Patrick Zaky cittadino onorario di Bari: il consiglio comunale dice sì alla proposta Pd
Il Consiglio comunale di Bari ha approvato ieri, all’unanimità, l’ordine del giorno presentato dal gruppo consiliare del Partito Democratico (prima firmataria Micaela Paparella) per la concessione della cittadinanza onoraria a Patrick Zaky.
Zaky, ricordiamo, è un ricercatore egiziano di 29 anni arrestato lo scorso febbraio all’aeroporto del Cairo, di rientro dall’Italia (dove studia e vive), perchè accusato di “istigazione al rovesciamento del governo e della Costituzione”, e da allora ingiustamente detenuto e sottoposto a continue violazioni dei diritti umani, come denunciato da Amnesty International.
Nella figura del giovane ricercatore egiziano, attivista per la tutela dei diritti umani e di genere, che aveva deciso di vivere in Italia e studiare a Bologna, si riconoscono i valori autentici di libertà di pensiero, di espressione e di partecipazione alla vita pubblica che sono pilastri stessi del nostro sistema democratico.
La vicenda di Patrick Zaky – si legge nel dispositivo approvato ieri dall’assemblea cittadina – riapre una ferita profonda, quella legata alla tortura e all’uccisione di Giulio Regeni, rimasta ancora senza colpevoli, e ricorda come in Egitto il dissenso e la libertà d’espressione vengano repressi con il sangue, la violenza e la cancellazione di qualsivoglia diritto.
“Ringrazio tutti i consiglieri comunali per la sensibilità dimostrata nel votare all’unanimità la concessione della cittadinanza onoraria a Patrick Zaky – commenta la consigliera Micaela Paparella -. Il consenso così largamente condiviso ha conferito ancora più forza al provvedimento.
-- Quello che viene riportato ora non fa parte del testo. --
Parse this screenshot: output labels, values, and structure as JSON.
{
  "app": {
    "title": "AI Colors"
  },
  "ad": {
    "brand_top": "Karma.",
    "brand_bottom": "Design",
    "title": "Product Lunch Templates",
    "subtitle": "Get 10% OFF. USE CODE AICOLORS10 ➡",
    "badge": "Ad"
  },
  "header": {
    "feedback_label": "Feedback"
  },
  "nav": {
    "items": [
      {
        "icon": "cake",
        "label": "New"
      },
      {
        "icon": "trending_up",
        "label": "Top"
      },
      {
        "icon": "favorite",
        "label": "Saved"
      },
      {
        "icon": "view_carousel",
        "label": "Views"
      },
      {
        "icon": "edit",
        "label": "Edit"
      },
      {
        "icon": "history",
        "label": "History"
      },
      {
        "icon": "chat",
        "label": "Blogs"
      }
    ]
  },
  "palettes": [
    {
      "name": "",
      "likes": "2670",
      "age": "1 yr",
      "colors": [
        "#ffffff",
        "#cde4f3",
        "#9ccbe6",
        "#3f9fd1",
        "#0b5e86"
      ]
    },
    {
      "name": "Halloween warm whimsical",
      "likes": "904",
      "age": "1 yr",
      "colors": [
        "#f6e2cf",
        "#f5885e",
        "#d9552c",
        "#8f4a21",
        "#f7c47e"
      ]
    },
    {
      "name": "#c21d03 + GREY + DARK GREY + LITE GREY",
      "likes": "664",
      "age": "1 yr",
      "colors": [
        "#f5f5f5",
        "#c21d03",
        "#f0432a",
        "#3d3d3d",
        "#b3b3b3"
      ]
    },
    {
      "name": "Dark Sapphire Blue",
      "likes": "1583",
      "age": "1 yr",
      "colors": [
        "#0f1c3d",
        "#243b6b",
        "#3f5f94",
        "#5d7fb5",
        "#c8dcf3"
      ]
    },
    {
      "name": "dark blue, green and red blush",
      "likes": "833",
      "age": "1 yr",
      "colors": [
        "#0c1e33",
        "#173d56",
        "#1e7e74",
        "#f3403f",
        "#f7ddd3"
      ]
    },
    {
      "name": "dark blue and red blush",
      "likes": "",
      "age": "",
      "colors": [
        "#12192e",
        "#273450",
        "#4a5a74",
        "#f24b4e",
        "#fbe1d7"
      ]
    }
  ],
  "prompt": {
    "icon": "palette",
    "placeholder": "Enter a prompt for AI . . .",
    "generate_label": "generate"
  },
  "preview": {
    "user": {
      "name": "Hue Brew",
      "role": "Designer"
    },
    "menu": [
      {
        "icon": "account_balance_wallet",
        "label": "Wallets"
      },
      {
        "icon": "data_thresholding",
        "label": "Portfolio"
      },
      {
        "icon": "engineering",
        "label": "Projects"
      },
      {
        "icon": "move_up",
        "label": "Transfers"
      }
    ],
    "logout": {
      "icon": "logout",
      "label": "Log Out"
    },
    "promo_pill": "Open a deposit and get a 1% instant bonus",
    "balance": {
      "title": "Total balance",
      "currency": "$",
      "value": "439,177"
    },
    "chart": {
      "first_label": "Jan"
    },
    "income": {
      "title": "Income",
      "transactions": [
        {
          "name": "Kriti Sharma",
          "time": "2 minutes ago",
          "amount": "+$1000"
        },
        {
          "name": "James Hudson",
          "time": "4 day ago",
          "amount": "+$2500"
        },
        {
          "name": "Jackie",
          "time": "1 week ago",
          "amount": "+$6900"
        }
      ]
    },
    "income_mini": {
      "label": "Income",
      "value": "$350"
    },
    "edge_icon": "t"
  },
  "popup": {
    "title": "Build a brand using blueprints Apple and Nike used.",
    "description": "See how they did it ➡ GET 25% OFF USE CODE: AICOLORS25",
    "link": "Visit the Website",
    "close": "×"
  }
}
Accogliamo idealmente tra i cittadini di Bari Patrick Zaky come simbolo di tutti i ragazzi del mondo che studiano per combattere le discriminazioni e i pregiudizi e, così facendo, per costruire un futuro di pace e tolleranza. Il nostro auspicio è di poter accogliere Patrick Zaky nella nostra città al più presto, perché significherebbe la fine di una detenzione ingiusta e inammissibile”.